Face au risque de voir l'unique constructeur français de bus à hydrogène passer sous pavillon chinois, l'ETI française TTH vient de revoir à la hausse son offre de reprise. Dans un courrier transmis à La Tribune, sa direction appelle au patriotisme économique les instances du tribunal de commerce d'Albi.C'est une véritable mise sous pression à l'égard des organes du tribunal de commerce d'Albi chargés de définir l'avenir de la Safra, en redressement judiciaire. L'unique constructeur français de bus à hydrogène, et spécialiste de la rénovation de transports en commun, est au bord de la faillite, coincé entre un lourd endettement et un management défaillant. Démarche peu commune dans ce type de dossier, le directeur général de l'ETI française TTH, candidat à la reprise, a mis en avant ses arguments dans un courrier adressé à La Tribune. « TTH se bat pour ne pas laisser l'entreprise emblématique d'Albi (Tarn) tomber entre les mains du consortium chinois, Wanrun, et renoncer à toute ambition industrielle », écrit notamment Thierry Cezard.
La bataille s'annonce acharnée entre les deux principaux candidats, alors que le tribunal de commerce doit rendre sa décision ce mardi 20 mai. Chacun des deux candidats dispose sur le papier d'arguments et de soutiens de poids pour faire pencher la balance en sa faveur. Surtout, les deux offres divisent fortement.
« Pas digne de l'histoire de la Safra »
Dans son courrier, TTH laisse sous-entendre avoir été victime d'un certain manque de volontarisme de la part de la direction de la Safra pour collaborer avec ses équipes afin de préparer l'offre de reprise. Une cause qui prendrait racine dans le fait que l'offre TTH, jusqu'à présent, concerne uniquement la reprise de l'activité rénovation de bus, métro et tramways, machine à cash de la société tarnaise, pendant que sa division de construction de bus à hydrogène a causé sa perte financière. La direction actuelle de Safra ne serait pas très enthousiaste face à ce scénario, elle qui souhaite absolument sauver son activité dédiée à la construction de bus à hydrogène lancée en 2010.

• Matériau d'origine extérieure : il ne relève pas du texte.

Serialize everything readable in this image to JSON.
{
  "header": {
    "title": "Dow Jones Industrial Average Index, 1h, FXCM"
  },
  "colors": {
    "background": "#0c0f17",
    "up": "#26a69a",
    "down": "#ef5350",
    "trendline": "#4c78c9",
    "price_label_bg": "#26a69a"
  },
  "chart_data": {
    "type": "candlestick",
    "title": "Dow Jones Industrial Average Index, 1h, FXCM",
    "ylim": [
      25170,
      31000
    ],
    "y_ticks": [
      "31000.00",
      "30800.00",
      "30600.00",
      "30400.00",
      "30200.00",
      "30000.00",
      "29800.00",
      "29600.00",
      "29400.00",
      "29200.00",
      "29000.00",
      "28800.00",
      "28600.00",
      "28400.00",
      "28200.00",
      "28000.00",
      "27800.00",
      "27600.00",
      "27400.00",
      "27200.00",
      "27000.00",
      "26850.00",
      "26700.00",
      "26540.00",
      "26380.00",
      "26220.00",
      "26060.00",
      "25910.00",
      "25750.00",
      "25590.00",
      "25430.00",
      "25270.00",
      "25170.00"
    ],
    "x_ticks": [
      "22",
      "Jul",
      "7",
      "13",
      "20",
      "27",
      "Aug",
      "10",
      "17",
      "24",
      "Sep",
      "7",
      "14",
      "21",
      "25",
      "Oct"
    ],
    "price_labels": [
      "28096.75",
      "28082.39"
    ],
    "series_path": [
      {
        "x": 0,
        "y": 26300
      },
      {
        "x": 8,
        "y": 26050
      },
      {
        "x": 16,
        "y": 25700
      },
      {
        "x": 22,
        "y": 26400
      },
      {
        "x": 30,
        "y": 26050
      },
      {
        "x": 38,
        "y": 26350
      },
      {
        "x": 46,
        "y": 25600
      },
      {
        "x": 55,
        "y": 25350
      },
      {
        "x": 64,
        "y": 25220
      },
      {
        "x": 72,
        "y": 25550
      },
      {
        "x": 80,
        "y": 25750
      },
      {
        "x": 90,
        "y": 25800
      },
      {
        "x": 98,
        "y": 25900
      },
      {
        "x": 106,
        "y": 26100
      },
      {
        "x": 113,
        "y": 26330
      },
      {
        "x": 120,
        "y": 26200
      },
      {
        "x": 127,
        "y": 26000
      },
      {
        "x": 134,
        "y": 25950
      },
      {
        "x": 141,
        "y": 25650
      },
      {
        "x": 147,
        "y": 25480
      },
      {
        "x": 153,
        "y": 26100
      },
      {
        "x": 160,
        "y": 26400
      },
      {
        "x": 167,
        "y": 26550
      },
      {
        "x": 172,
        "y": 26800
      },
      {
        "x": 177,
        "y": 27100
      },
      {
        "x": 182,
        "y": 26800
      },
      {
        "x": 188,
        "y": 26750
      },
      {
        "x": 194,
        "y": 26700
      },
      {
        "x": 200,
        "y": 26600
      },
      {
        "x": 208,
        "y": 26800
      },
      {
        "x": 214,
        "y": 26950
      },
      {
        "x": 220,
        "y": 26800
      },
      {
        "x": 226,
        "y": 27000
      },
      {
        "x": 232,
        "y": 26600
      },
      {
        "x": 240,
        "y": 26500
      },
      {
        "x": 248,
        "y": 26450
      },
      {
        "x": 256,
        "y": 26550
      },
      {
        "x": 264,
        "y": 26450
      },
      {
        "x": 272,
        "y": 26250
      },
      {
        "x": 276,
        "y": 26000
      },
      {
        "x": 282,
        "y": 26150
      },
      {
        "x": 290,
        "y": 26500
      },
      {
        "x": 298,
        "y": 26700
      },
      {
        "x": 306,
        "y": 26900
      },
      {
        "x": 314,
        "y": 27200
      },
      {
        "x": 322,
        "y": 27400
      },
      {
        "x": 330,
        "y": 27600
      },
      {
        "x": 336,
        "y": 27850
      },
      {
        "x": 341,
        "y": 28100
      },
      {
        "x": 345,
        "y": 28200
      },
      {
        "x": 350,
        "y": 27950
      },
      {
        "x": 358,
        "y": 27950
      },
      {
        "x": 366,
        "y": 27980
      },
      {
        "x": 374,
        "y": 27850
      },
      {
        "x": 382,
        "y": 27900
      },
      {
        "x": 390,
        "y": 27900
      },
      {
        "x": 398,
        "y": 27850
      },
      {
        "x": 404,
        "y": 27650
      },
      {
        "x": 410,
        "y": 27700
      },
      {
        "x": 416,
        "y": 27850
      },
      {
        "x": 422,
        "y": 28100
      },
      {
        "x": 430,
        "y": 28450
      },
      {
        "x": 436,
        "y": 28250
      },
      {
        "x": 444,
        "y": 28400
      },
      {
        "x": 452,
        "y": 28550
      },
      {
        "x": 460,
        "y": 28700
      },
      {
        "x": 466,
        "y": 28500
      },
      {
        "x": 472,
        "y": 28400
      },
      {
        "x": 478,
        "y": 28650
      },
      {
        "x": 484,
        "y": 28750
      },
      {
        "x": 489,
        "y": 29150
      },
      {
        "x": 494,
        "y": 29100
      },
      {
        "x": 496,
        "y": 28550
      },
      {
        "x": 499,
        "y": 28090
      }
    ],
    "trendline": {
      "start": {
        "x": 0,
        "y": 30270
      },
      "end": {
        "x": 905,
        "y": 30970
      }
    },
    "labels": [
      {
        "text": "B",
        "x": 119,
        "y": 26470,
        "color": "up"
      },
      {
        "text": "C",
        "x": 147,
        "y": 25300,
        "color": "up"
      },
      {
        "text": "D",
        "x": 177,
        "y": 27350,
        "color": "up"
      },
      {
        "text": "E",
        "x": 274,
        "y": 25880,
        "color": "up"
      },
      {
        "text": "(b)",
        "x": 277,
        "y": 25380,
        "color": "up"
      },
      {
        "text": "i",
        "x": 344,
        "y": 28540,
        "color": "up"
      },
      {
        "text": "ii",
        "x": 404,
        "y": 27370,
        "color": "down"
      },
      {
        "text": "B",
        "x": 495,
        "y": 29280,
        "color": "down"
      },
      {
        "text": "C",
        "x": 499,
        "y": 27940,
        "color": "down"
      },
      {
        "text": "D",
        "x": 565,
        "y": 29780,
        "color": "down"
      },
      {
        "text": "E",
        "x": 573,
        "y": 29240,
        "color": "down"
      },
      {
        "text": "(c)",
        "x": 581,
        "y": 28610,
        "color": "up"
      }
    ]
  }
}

Partenaire politique, commercial et financier de la société qui emploie 170 personnes dans le Tarn, la Région Occitanie a pourtant fait savoir aux protagonistes du dossier qu'elle soutiendrait fermement l'offre de reprise de TTH, entreprise française spécialisée dans la rénovation des modes de transport lourd type train et qui affiche une forte croissance. Et ce malgré la volonté de TTH d'abandonner l'activité de construction de bus à hydrogène de Safra, pourtant très soutenue par la collectivité jusqu'alors. A ce soutien s'ajoute un premier vote des salariés de Safra, réalisé fin avril, qui a octroyé un large soutien à TTH. Mais ce vote s'est tenu quelques jours avant que son concurrent chinois Wanrun se positionne.